Он слегка дернулся – то ли от ее прикосновения, то ли от воспоминания о драке, она не поняла.
– Было такое.
Серена запустила руку ему в волосы. Они скользили между пальцами словно шелковые нити, пока она не откинула со лба волнистую прядь. Серена пригляделась к Джонатану, укладывая прядь на прежнее место. Он застыл на месте и напомнил ей статую Аполлона из белого мрамора – с бесцветными губами, но с мягкими и живыми кудрями.
– Серена, – почти простонал он. – Прошу вас, останьтесь со мной. Побудьте со мной.
– Я… я…
Как ей хотелось почувствовать прикосновение губ Джонатана к своим!
Он приподнялся. Ножки стула скребнули по полу, когда он встал. Приблизившись, он прижался к ее губам своими так крепко, что губы ее разомкнулись. Она положила руку ему на затылок, чтобы притянуть к себе, и поцелуй Джонатана стал жарким и требовательным.
Серена думала, что уже испытала всю силу страсти, однако она заблуждалась. Ее желание питалось его желанием, а у него страсть прибывала с каждой секундой, словно волна прилива на море.
Они слились воедино, наслаждаясь друг другом, Серена полностью отдалась во власть его поцелуев. Весь мир исчез, остались лишь они вдвоем, их взаимная страсть и неразрывная связь.
Джонатан поцеловал мочку уха Серены и прошептал:
– Ты хочешь меня, Серена? Пожалуйста скажи, что это так…
Она зажмурилась.
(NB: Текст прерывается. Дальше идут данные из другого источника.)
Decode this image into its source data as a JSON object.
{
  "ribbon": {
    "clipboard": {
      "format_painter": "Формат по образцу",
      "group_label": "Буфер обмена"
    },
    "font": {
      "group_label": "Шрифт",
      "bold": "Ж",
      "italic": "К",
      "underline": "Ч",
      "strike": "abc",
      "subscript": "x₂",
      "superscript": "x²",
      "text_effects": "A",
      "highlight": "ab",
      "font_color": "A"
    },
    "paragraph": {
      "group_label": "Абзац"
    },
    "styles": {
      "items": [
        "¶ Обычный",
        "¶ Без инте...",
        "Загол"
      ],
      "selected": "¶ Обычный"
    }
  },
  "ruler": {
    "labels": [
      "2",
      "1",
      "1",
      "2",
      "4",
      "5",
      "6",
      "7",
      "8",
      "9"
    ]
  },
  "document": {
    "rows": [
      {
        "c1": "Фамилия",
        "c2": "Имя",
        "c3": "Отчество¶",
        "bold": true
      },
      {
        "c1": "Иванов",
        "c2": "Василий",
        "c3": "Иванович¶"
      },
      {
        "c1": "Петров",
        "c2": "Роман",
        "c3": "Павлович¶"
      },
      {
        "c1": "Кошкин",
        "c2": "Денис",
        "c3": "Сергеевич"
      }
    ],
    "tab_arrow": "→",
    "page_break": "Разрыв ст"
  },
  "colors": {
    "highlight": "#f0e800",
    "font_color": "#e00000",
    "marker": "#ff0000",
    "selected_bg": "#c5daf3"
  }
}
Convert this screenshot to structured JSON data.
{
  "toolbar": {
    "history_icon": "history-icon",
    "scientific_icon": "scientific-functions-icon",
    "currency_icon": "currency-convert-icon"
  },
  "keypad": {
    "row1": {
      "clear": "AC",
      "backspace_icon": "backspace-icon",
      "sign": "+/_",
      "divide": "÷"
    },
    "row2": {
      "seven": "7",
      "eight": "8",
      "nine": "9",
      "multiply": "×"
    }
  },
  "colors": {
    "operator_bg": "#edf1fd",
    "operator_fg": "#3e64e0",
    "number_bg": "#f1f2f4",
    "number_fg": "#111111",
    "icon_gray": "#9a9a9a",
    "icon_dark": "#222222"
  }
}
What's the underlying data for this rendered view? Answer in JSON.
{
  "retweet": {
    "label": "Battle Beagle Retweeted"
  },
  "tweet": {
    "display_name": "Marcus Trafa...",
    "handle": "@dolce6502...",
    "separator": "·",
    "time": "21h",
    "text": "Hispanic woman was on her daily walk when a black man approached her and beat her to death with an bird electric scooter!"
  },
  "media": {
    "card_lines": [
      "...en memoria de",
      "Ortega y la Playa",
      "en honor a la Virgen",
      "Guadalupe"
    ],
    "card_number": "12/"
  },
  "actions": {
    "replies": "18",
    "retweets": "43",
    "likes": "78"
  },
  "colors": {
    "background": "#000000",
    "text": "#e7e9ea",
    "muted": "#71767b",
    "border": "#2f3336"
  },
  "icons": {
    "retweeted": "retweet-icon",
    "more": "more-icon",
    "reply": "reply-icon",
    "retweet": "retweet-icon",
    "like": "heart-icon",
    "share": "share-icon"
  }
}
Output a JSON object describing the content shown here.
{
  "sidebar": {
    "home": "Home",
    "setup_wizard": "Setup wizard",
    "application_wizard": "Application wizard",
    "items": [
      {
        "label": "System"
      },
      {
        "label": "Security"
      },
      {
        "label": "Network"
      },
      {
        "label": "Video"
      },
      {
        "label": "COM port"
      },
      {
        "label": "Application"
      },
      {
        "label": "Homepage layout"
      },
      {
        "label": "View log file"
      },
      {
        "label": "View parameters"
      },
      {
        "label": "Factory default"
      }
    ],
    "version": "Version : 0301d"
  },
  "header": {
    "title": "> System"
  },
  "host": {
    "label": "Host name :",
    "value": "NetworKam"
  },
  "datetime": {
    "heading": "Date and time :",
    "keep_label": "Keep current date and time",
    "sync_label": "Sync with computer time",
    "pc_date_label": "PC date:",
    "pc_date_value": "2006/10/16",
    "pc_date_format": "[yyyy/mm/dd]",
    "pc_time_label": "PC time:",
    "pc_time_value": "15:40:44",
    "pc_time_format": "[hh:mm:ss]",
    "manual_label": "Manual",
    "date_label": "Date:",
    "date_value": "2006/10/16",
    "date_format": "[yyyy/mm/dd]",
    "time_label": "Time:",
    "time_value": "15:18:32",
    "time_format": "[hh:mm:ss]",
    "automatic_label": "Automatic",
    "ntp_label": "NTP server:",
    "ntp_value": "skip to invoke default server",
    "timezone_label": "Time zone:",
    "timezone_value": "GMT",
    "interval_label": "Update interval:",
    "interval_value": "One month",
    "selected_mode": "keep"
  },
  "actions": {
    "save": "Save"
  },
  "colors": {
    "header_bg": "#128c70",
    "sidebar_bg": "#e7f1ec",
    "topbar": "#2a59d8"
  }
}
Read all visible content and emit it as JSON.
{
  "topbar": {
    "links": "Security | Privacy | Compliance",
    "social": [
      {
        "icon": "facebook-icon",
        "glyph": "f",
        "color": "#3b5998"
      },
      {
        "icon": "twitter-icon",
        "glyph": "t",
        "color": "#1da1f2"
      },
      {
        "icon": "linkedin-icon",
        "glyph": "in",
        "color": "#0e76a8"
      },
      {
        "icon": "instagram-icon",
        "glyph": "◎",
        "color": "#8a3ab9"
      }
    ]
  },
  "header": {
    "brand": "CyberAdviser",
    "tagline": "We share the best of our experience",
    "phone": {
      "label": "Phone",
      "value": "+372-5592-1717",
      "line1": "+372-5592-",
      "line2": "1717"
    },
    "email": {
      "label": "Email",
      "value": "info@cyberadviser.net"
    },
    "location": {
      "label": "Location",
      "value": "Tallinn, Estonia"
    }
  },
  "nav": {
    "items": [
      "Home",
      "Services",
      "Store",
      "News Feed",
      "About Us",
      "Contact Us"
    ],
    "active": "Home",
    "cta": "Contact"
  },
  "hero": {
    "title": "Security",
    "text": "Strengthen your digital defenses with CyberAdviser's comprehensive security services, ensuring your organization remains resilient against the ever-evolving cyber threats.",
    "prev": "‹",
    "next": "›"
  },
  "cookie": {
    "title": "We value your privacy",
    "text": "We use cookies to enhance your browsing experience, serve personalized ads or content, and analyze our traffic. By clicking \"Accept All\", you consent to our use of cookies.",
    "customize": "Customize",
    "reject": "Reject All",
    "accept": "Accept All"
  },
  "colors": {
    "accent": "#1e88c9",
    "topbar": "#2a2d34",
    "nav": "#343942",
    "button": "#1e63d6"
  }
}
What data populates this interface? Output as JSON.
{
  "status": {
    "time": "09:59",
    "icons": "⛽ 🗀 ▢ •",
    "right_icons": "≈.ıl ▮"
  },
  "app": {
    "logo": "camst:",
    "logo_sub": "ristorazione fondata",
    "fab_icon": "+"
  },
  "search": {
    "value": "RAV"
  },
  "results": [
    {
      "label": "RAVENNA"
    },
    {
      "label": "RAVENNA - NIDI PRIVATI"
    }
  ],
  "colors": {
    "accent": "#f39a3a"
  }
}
Она хотела его, очень хотела.
Но это было неправильно.
Серена заставила себя вернуться к реальности. Заставила себя подумать об Уилле. О своей помолвке. О добром и честном мужчине, за которого должна выйти замуж, который не заслуживает… а может, и не снесет удара.
Серена отпрянула от Джонатана. Кровь шумела у нее в ушах. Она дрожала всем телом. Бесконечно долгое мгновение она стояла, опустив голову, и старалась выровнять дыхание. Изо всех старалась удержаться на ногах.
Джонатан тоже дышал с трудом. Как будто их поцелуй вытеснил из комнаты весь воздух.
– Позволь мне прикоснуться к тебе. – Он потянулся к ней всем телом после этих слов. – Позволь мне снова увидеть тебя. Умоляю, отдайся мне.
Она жаждала этого. Она могла расстегнуть его брюки и ласкать так же, как ласкала на балу у вдовствующей герцогини шесть лет назад. Ее всю обдало жаром неудержимой страсти.
Нет.
– Я не могу, – еле выговорила она задыхаясь.
– Серена…
– Нет! Я просто не могу. – Она без сил опустилась на стул и теперь смотрела на Джонатана снизу вверх со всей безнадежностью, отчаянием и чувством вины, охватившими ее целиком.
Джонатан наклонил голову.
– Я бы мог сказать, что тоже не могу. Богу ведомо, что я не хочу причинить боль своему другу. И не хочу, чтобы это сделала ты. Я должен держаться как можно дальше от тебя. Но Господи, Серена… – Теперь он снова смотрел на нее, и она отражалась в его глазах. – Быть рядом с тобой, видеть тебя, вспоминать о тебе. Говорить с тобой. Это же… Я думаю, это еще лучше, чем прежде. – Он сокрушенно покачал головой. – Я должен держаться в стороне от тебя. Но я не знаю, смогу ли…
Серена стиснула губы и уставилась на остывшую еду у себя в тарелке.
– Сможете, – произнесла она, снова переходя к обращению на «вы». – Смогу и я. Иного выхода нет. – Тут она снова взглянула на него. – Сядьте, Джонатан, и давайте покончим с обедом.
Он зажмурился, и Серена видела, что он борется с собой.
– За Уилла, – прошептала она.
Обуреваемый чувством вины, Джонатан дернул себя за волосы. Их взгляды пересеклись. Она победила – на сей раз. Нет, не она победила. Чувство вины одержало победу.
Джонатан сел, придвинув стул ближе к столу и посмотрел на тарелку перед собой.
Они доели остатки холодного мяса куропатки в полном молчании.
После ужина Серена вежливо пожелала Джонатану спокойной ночи и удалилась к себе в спальню, чувствуя спиной его пристальный взгляд. Чуть позже она услышала донесшийся из коридора стук захлопнутой двери. Она быстро подошла к окну и отодвинула пеструю ситцевую занавеску и наклонилась над деревянным подоконником.
Новая смесь тревоги и страха зародилась где-то в самой глубине ее души. Самым неприятным было то, что она ощутила в этом уже знакомое стремление поступить, как говорится, очертя голову, совершенно не думая об опасности.